Fluidizable Ni/La₂O₃-γAl₂O₃ catalysts were prepared using incipient wetness technique for steam gasification of biomass producing high-quality and tar free synthesis gases at temperature below 700 ⁰C. Physicochemical characterizations of the prepared catalysts were performed to evaluate its surface structure and to predict its stability at the expected operating conditions of a fluidized bed gasifier unit.

Steam gasification of cellulose (glucose) and lignin (2-methoxy-4-methylphenol) surrogates were performed by contacting them with a fluidizable Ni/La₂O₃-γAl₂O₃ catalyst in a novel mini-fluidized CREC Riser Simulator varying temperature, steam/biomass ratio (S/B), reaction time and catalyst/biomass ratio (Cat/B). The gaseous products were analyzed in a GC/MS with a TCD and a mass spectrometer. Glucose gasification results showed that H₂, CO, CO₂, CH₄ and H₂O are mainly present in the product gas with negligible C2+ species and coke deposited on catalyst surface. On the other hand, gasification of 2-methoxy-4-methylphenol produced a small fraction of higher hydrocarbons as well as cokes.

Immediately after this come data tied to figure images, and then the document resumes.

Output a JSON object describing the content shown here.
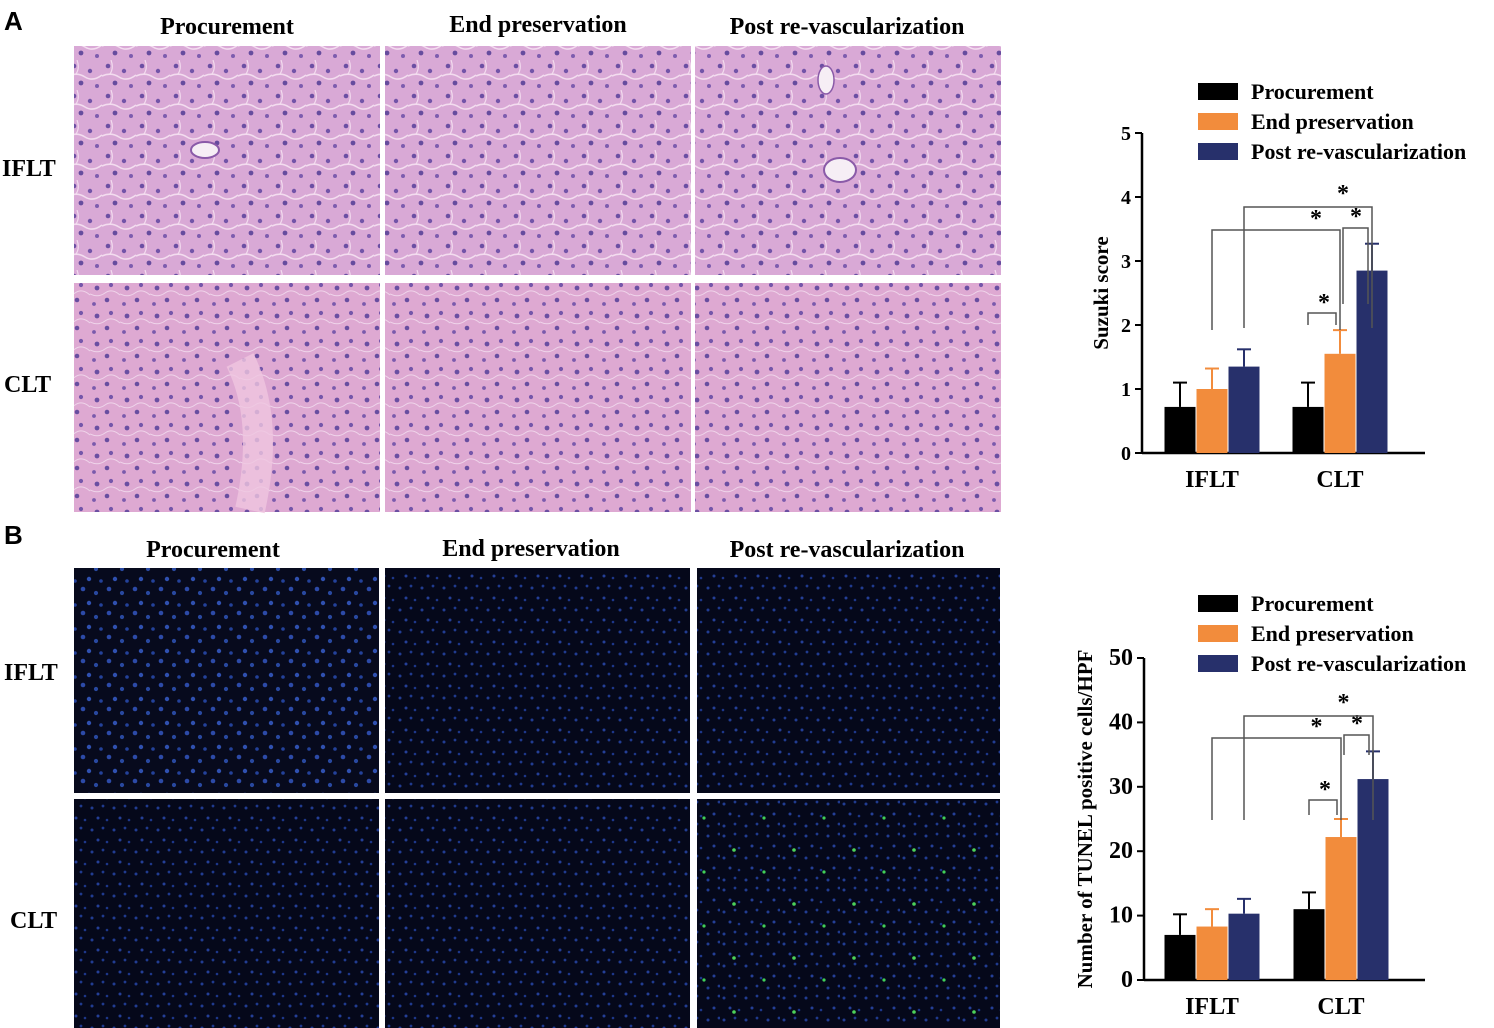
{
  "panels": [
    {
      "letter": "A",
      "columns": [
        "Procurement",
        "End preservation",
        "Post re-vascularization"
      ],
      "rows": [
        "IFLT",
        "CLT"
      ],
      "image_style": "he"
    },
    {
      "letter": "B",
      "columns": [
        "Procurement",
        "End preservation",
        "Post re-vascularization"
      ],
      "rows": [
        "IFLT",
        "CLT"
      ],
      "image_style": "tunel"
    }
  ],
  "chart_data": [
    {
      "type": "bar",
      "ylabel": "Suzuki score",
      "ylim": [
        0,
        5
      ],
      "yticks": [
        0,
        1,
        2,
        3,
        4,
        5
      ],
      "categories": [
        "IFLT",
        "CLT"
      ],
      "legend_position": "top",
      "series": [
        {
          "name": "Procurement",
          "color": "#000000",
          "values": [
            0.72,
            0.72
          ],
          "errors": [
            0.38,
            0.38
          ]
        },
        {
          "name": "End preservation",
          "color": "#f28c3c",
          "values": [
            1.0,
            1.55
          ],
          "errors": [
            0.32,
            0.37
          ]
        },
        {
          "name": "Post re-vascularization",
          "color": "#27306b",
          "values": [
            1.35,
            2.85
          ],
          "errors": [
            0.27,
            0.42
          ]
        }
      ],
      "significance_marker": "*"
    },
    {
      "type": "bar",
      "ylabel": "Number of TUNEL positive cells/HPF",
      "ylim": [
        0,
        50
      ],
      "yticks": [
        0,
        10,
        20,
        30,
        40,
        50
      ],
      "categories": [
        "IFLT",
        "CLT"
      ],
      "legend_position": "top",
      "series": [
        {
          "name": "Procurement",
          "color": "#000000",
          "values": [
            7,
            11
          ],
          "errors": [
            3.2,
            2.6
          ]
        },
        {
          "name": "End preservation",
          "color": "#f28c3c",
          "values": [
            8.3,
            22.2
          ],
          "errors": [
            2.7,
            2.8
          ]
        },
        {
          "name": "Post re-vascularization",
          "color": "#27306b",
          "values": [
            10.3,
            31.2
          ],
          "errors": [
            2.3,
            4.3
          ]
        }
      ],
      "significance_marker": "*"
    }
  ]
}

The steam gasification of biomass involves a complex network of heterogeneous reactions. A thermodynamic model of biomass steam gasification was developed considering the significant gaseous products and cokes to determine the equilibrium composition of the product gas. Water gas shift, steam and dry reforming of methane, heterogeneous water-gas-shift, Boudouard equilibrium and hydrogenating gasification reactions were considered as the dominant reactions involved in steam gasification of biomass. It was found that at a constant S/B increase in C/H resulted in decreased coke formation. Dry gas yield, C-conversion and product composition were calculated using the model developed and compared with the experimental results. The trends of gasification products with the variation of temperature, pressure and S/B are consistent with the thermodynamics predictions. However, the difference between experimental results and thermodynamic predictions indicates that the process is actually kinetically controlled. A Langmuir-Hinshelwood based kinetic model was developed for steam gasification of biomass considering all significant products and reactions involved. Kinetic parameters for glucose gasification were estimated using the experimental results and the model is validated using experimental data at different operating conditions.